Killing our darlings, this is a an issue that all artist deal with. It’s when you’ve made a mark or a section of your painting that you love, and you try to work around it and keep it precious. But then you realize you must be willing to let go of these things to find what the painting wants to be, and not to enforce your will upon it. It’s a lot like parenting. you need to enforce some rules, try to guide and control. But in the end, you hope that you added enough good stuff that it becomes it’s own beautiful…whatever, on it’s own.

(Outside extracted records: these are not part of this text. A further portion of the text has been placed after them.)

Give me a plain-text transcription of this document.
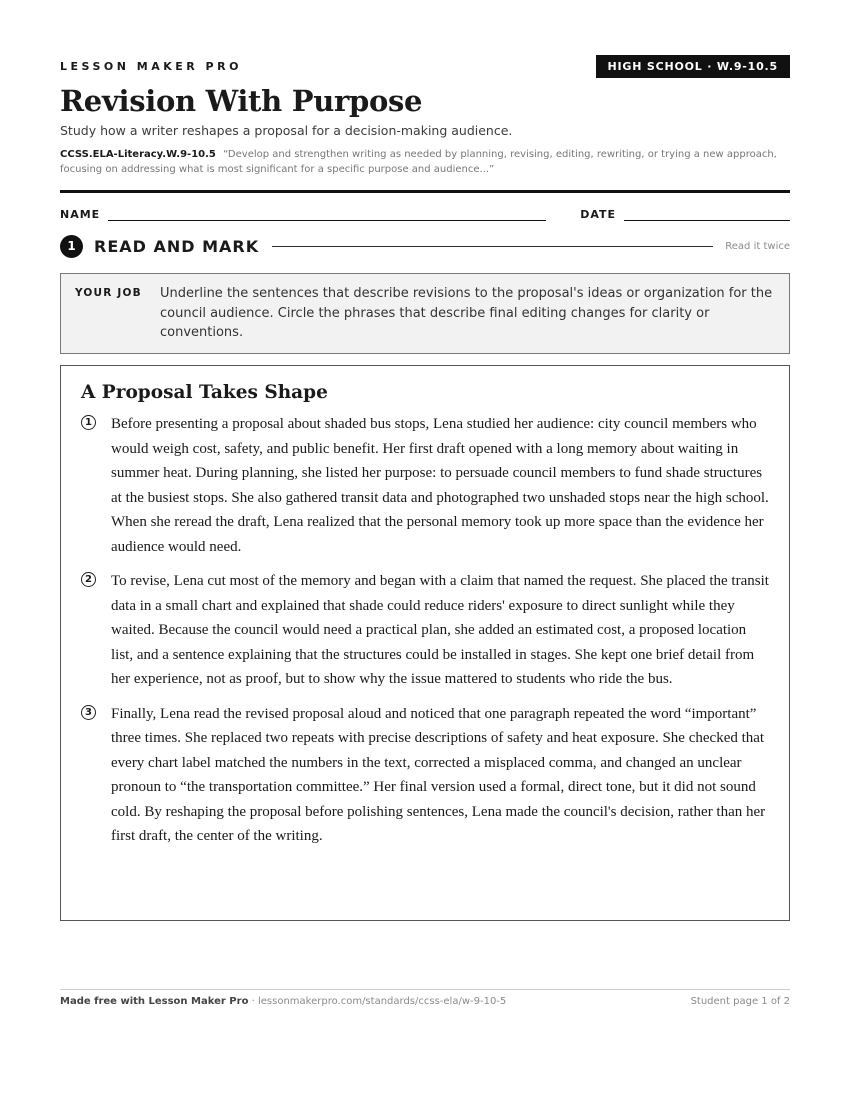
LESSON MAKER PRO	HIGH SCHOOL · W.9-10.5
Revision With Purpose
Study how a writer reshapes a proposal for a decision-making audience.
CCSS.ELA-Literacy.W.9-10.5 “Develop and strengthen writing as needed by planning, revising, editing, rewriting, or trying a new approach, focusing on addressing what is most significant for a specific purpose and audience...”
NAME	DATE
1	READ AND MARK	Read it twice
YOUR JOB	Underline the sentences that describe revisions to the proposal's ideas or organization for the council audience. Circle the phrases that describe final editing changes for clarity or conventions.
A Proposal Takes Shape
1 Before presenting a proposal about shaded bus stops, Lena studied her audience: city council members who would weigh cost, safety, and public benefit. Her first draft opened with a long memory about waiting in summer heat. During planning, she listed her purpose: to persuade council members to fund shade structures at the busiest stops. She also gathered transit data and photographed two unshaded stops near the high school. When she reread the draft, Lena realized that the personal memory took up more space than the evidence her audience would need.

2 To revise, Lena cut most of the memory and began with a claim that named the request. She placed the transit data in a small chart and explained that shade could reduce riders' exposure to direct sunlight while they waited. Because the council would need a practical plan, she added an estimated cost, a proposed location list, and a sentence explaining that the structures could be installed in stages. She kept one brief detail from her experience, not as proof, but to show why the issue mattered to students who ride the bus.

3 Finally, Lena read the revised proposal aloud and noticed that one paragraph repeated the word “important” three times. She replaced two repeats with precise descriptions of safety and heat exposure. She checked that every chart label matched the numbers in the text, corrected a misplaced comma, and changed an unclear pronoun to “the transportation committee.” Her final version used a formal, direct tone, but it did not sound cold. By reshaping the proposal before polishing sentences, Lena made the council's decision, rather than her first draft, the center of the writing.

Made free with Lesson Maker Pro · lessonmakerpro.com/standards/ccss-ela/w-9-10-5	Student page 1 of 2
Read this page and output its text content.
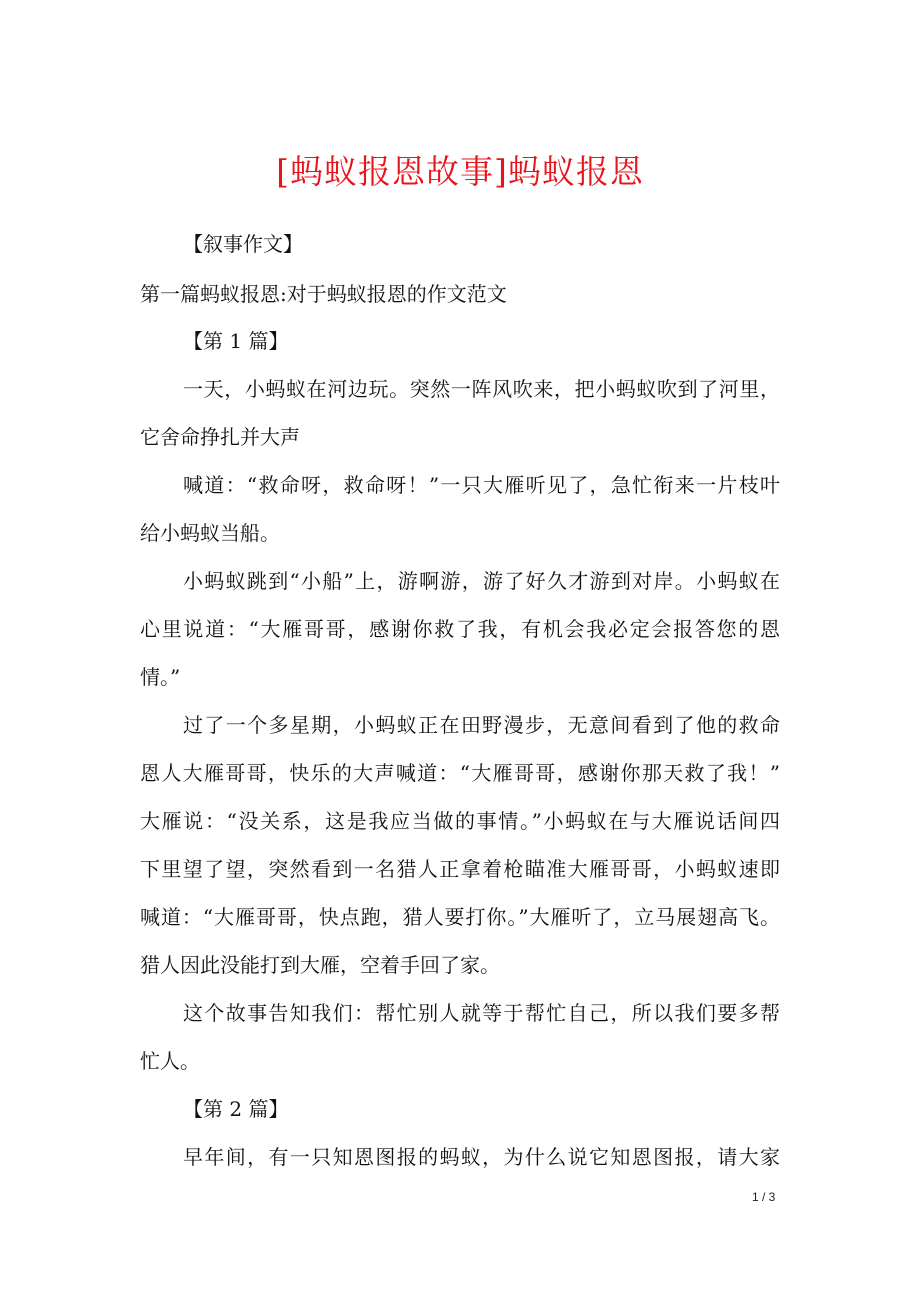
[蚂蚁报恩故事]蚂蚁报恩
【叙事作文】
第一篇蚂蚁报恩:对于蚂蚁报恩的作文范文
【第 1 篇】
一天，小蚂蚁在河边玩。突然一阵风吹来，把小蚂蚁吹到了河里，
它舍命挣扎并大声
喊道：“救命呀，救命呀！”一只大雁听见了，急忙衔来一片枝叶
给小蚂蚁当船。
小蚂蚁跳到“小船”上，游啊游，游了好久才游到对岸。小蚂蚁在
心里说道：“大雁哥哥，感谢你救了我，有机会我必定会报答您的恩
情。”
过了一个多星期，小蚂蚁正在田野漫步，无意间看到了他的救命
恩人大雁哥哥，快乐的大声喊道：“大雁哥哥，感谢你那天救了我！”
大雁说：“没关系，这是我应当做的事情。”小蚂蚁在与大雁说话间四
下里望了望，突然看到一名猎人正拿着枪瞄准大雁哥哥，小蚂蚁速即
喊道：“大雁哥哥，快点跑，猎人要打你。”大雁听了，立马展翅高飞。
猎人因此没能打到大雁，空着手回了家。
这个故事告知我们：帮忙别人就等于帮忙自己，所以我们要多帮
忙人。
【第 2 篇】
早年间，有一只知恩图报的蚂蚁，为什么说它知恩图报，请大家
1 / 3
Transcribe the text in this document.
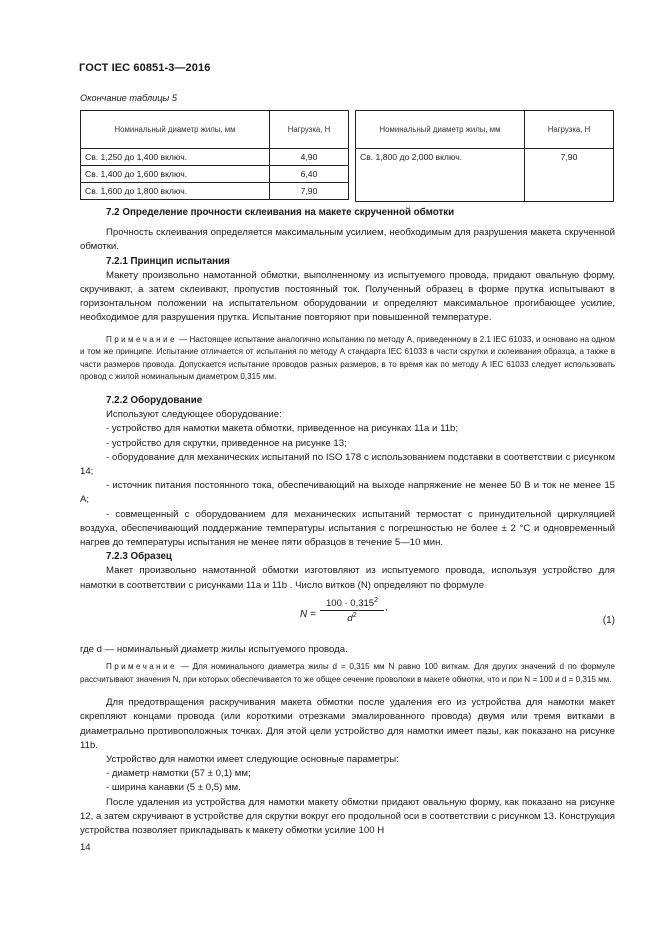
ГОСТ IEC 60851-3—2016
Окончание таблицы 5
Номинальный диаметр жилы, мм	Нагрузка, Н
Св. 1,250 до 1,400 включ.	4,90
Св. 1,400 до 1,600 включ.	6,40
Св. 1,600 до 1,800 включ.	7,90
Номинальный диаметр жилы, мм	Нагрузка, Н
Св. 1,800 до 2,000 включ.	7,90
7.2 Определение прочности склеивания на макете скрученной обмотки
Прочность склеивания определяется максимальным усилием, необходимым для разрушения макета скрученной обмотки.
7.2.1 Принцип испытания
Макету произвольно намотанной обмотки, выполненному из испытуемого провода, придают овальную форму, скручивают, а затем склеивают, пропустив постоянный ток. Полученный образец в форме прутка испытывают в горизонтальном положении на испытательном оборудовании и определяют максимальное прогибающее усилие, необходимое для разрушения прутка. Испытание повторяют при повышенной температуре.
Примечание — Настоящее испытание аналогично испытанию по методу А, приведенному в 2.1 IEC 61033, и основано на одном и том же принципе. Испытание отличается от испытания по методу А стандарта IEC 61033 в части скрутки и склеивания образца, а также в части размеров провода. Допускается испытание проводов разных размеров, в то время как по методу А IEC 61033 следует использовать провод с жилой номинальным диаметром 0,315 мм.
7.2.2 Оборудование
Используют следующее оборудование:
- устройство для намотки макета обмотки, приведенное на рисунках 11a и 11b;
- устройство для скрутки, приведенное на рисунке 13;
- оборудование для механических испытаний по ISO 178 с использованием подставки в соответствии с рисунком 14;
- источник питания постоянного тока, обеспечивающий на выходе напряжение не менее 50 В и ток не менее 15 А;
- совмещенный с оборудованием для механических испытаний термостат с принудительной циркуляцией воздуха, обеспечивающий поддержание температуры испытания с погрешностью не более ± 2 °С и одновременный нагрев до температуры испытания не менее пяти образцов в течение 5—10 мин.
7.2.3 Образец
Макет произвольно намотанной обмотки изготовляют из испытуемого провода, используя устройство для намотки в соответствии с рисунками 11a и 11b . Число витков (N) определяют по формуле
N =
$100 \cdot 0,315^2$
$d^2$
,
(1)
где d — номинальный диаметр жилы испытуемого провода.
Примечание — Для номинального диаметра жилы d = 0,315 мм N равно 100 виткам. Для других значений d по формуле рассчитывают значения N, при которых обеспечивается то же общее сечение проволоки в макете обмотки, что и при N = 100 и d = 0,315 мм.
Для предотвращения раскручивания макета обмотки после удаления его из устройства для намотки макет скрепляют концами провода (или короткими отрезками эмалированного провода) двумя или тремя витками в диаметрально противоположных точках. Для этой цели устройство для намотки имеет пазы, как показано на рисунке 11b.
Устройство для намотки имеет следующие основные параметры:
- диаметр намотки (57 ± 0,1) мм;
- ширина канавки (5 ± 0,5) мм.
После удаления из устройства для намотки макету обмотки придают овальную форму, как показано на рисунке 12, а затем скручивают в устройстве для скрутки вокруг его продольной оси в соответствии с рисунком 13. Конструкция устройства позволяет прикладывать к макету обмотки усилие 100 Н
14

Giving up that control, in parenting, in painting or in most things is not that easy for me. But I work on it each day a little.

 

Now, back to this painting, Fractured Craftsman, I started this one months ago. It’s painted on a 24×30″ canvas board. I started with a graphite stick and some pencils and paint sticks. I them moved into a clear layer of cold wax. Then the fun starts. I really thought this was going to be a wooded, abstract landscape. I worked at pulling greens and browns all over the canvas and it just never came together. As it dried, I made some stencils of shapes related to the area I was interested in, but again and again it came up less that exciting… I finally realized, I needed to “kill my darlings.” I started masking off areas and building up paint layers. marking cutting and scrapping.

At some point I need space to work on other art, so I leaned it against the wall. As the wax hardened and sat there looking at me, I realized that it was finished. The name had been coming to me through the process. I’ll leave it up to you to find meaning in the name as it relates to the finished art.

 

p.s. my wife thinks this one is upside down, she’d probably right.